The grooves of the G15 line are now USGA conforming to the 2010 new rules of competition.  While 99% of golfers don’t need to be conforming until 2024, Ping is getting their followers ready with their new irons.  On shots hit from the fairway I found very little difference while shots out of the rough there was marginal differences at best.  I would really be surprised if the target audience of the G15 irons will be able to tell any difference.

The big feature of the G15 line has to be the forgiveness.  They are said to be one of the most forgiving iron they have made.  I would say that is probably true.  The whole face was hot and the sweet spot was huge.  The generous off-set helped square up the face at impact for the average golfer, but Ping balanced that off-set with that huge weight in the toe.  I was surprised that the G15 stock had a fade bias with those additional 7grams on the toe.  If you fight the fade already, don’t cast these clubs aside, just get them swingweighted at D2 or heavier.  That addition weight used for swingweighting in the hosel will balance out that toe weight for one of the straightest easiest hitting irons on the market.

Feel is classic cast Ping.  They are never going to pass for a forged club, but the thin face and perimeter weighting really offers a crisp, hot feel at impact.  Off-center hits need to be way off center to notice the mistake because of the huge sweet spot.

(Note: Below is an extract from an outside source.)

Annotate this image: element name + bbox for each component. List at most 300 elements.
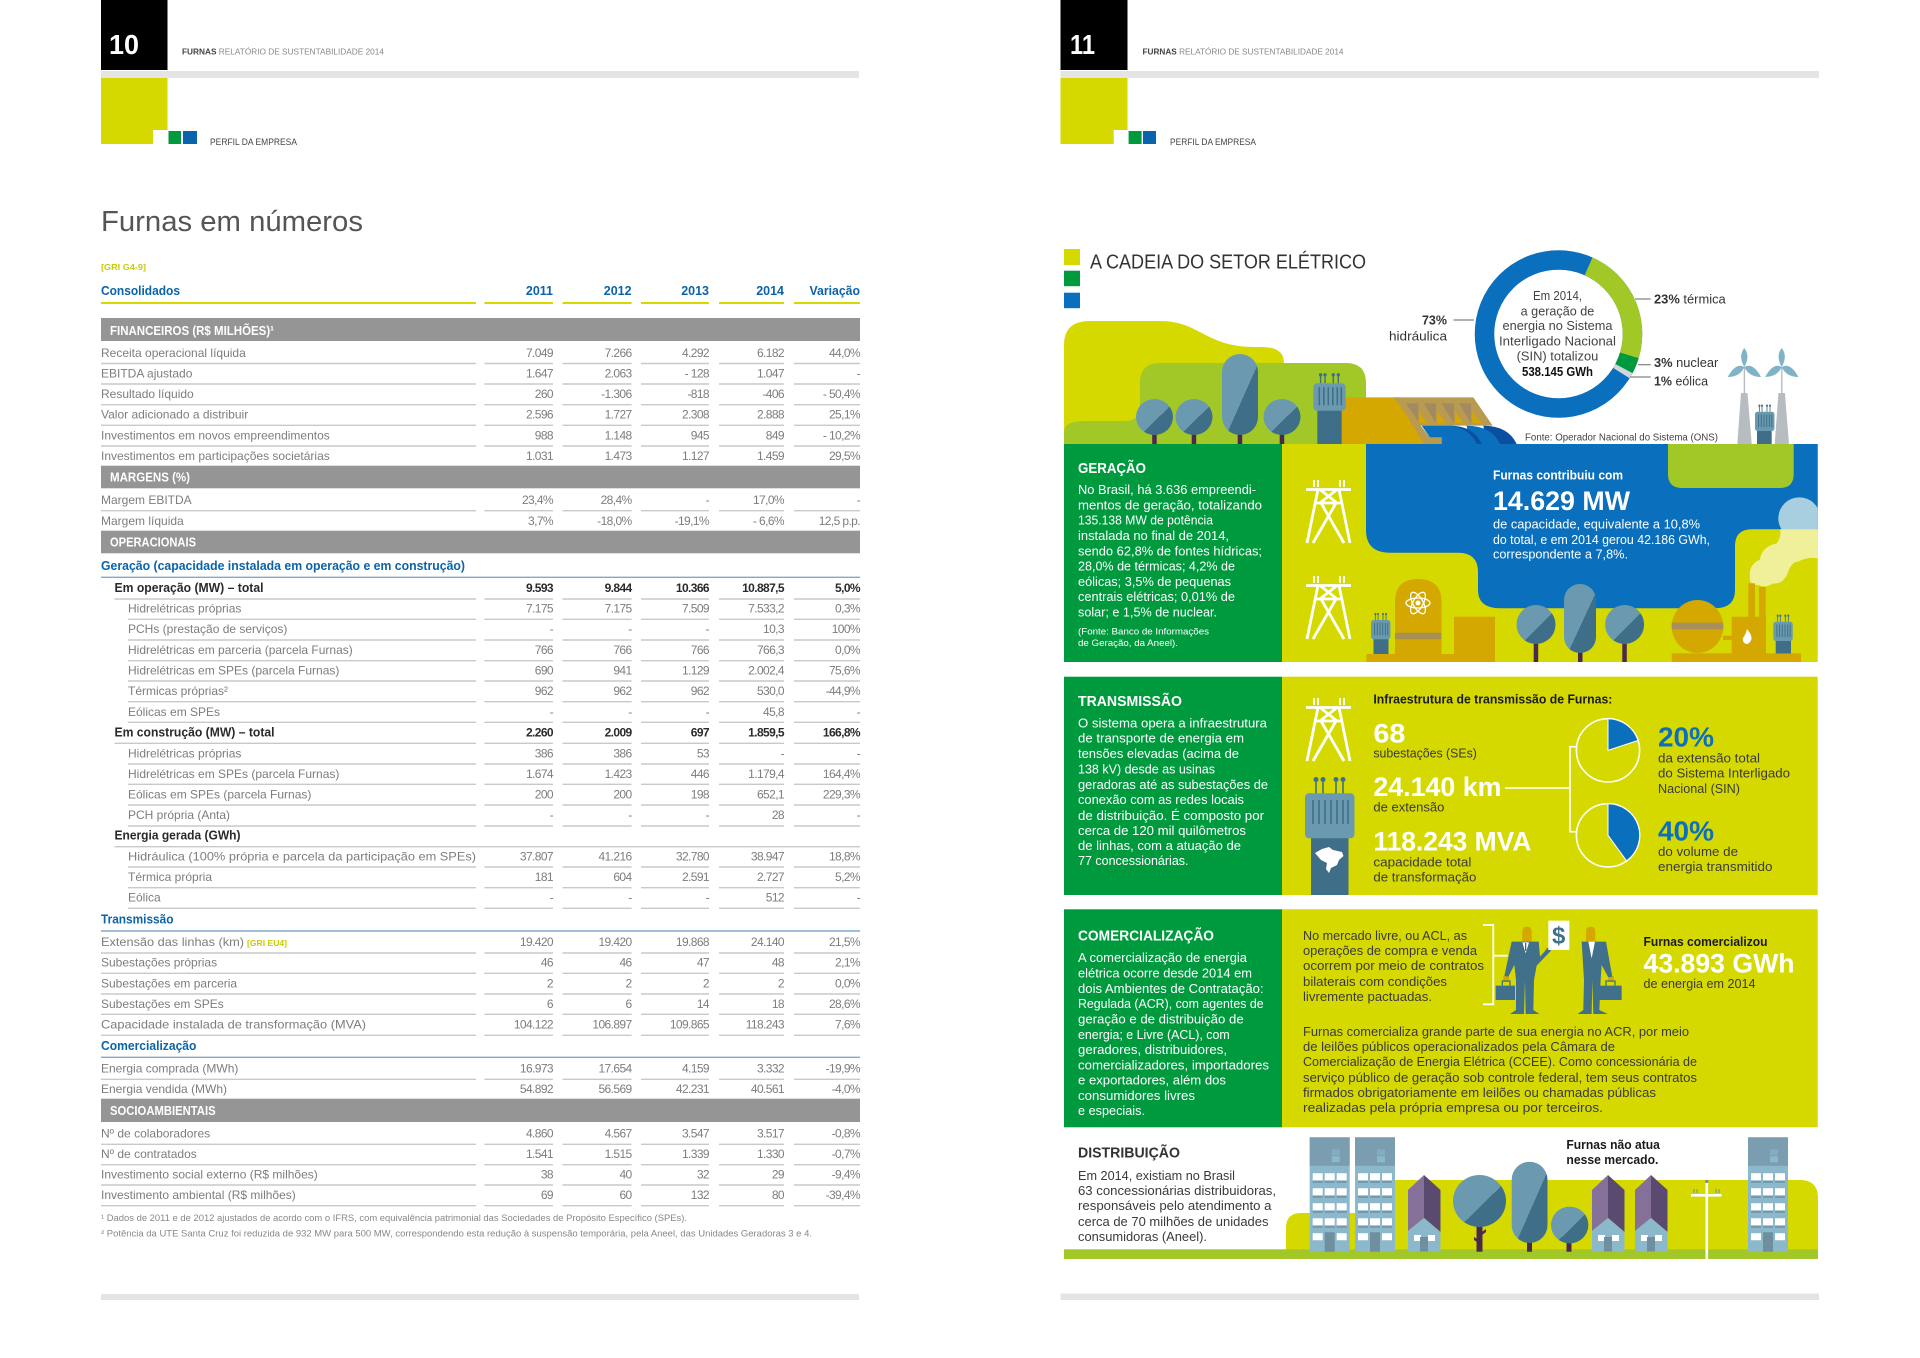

I was really happy that Ping is now offering KBS Tours as an upgrade option for all their new irons. (I think they offered them in a few previous sets.)  These shafts are really smooth feeling steel shafts.  Being backweighted they are different than many other irons shafts on the market, but with that extra weight in your hands they hit consistently high straight bombs.  I often find that KBS shafts make clubs about 5 yards longer.  Paired with the strong lofts of the G15 iron set, these were about one club longer than my other sets.  But the strong lofts are necessary because of the extreme low COG of these irons.  They definitely hit high, but do not balloon even into the wind.  It was just towering shot after towering shot with these irons.  I decided that the way the lofts were set up and the hybrids that I keep in my bag, the 4-iron through Gap Wedge or what Ping calls the Utility Wedge were the best set up.  Looking at my bag, it looked like a lot of clubs were labeled “wedge”, but still allowed me to play my normal set-up of hybrid and three other wedges.

The new G15 line really offers a lot to the golfer who needs “game-improvement” irons.  If you want fade bias (which is hard to find in a game improvement iron), go with the stock D0 swingweight.  If you don’t then go up to the D2 swingweight or even a touch heavier might be even better. They also are conforming so if your club or tournament is adopting the rule earlier than necessary, you will be ready to go.

Pings G15 line can really balance out your iron game.  If you are somewhat inconsistent, the forgiveness will help.  If you fight the hook, these will be great.  If you need legal grooves, these are ready to go.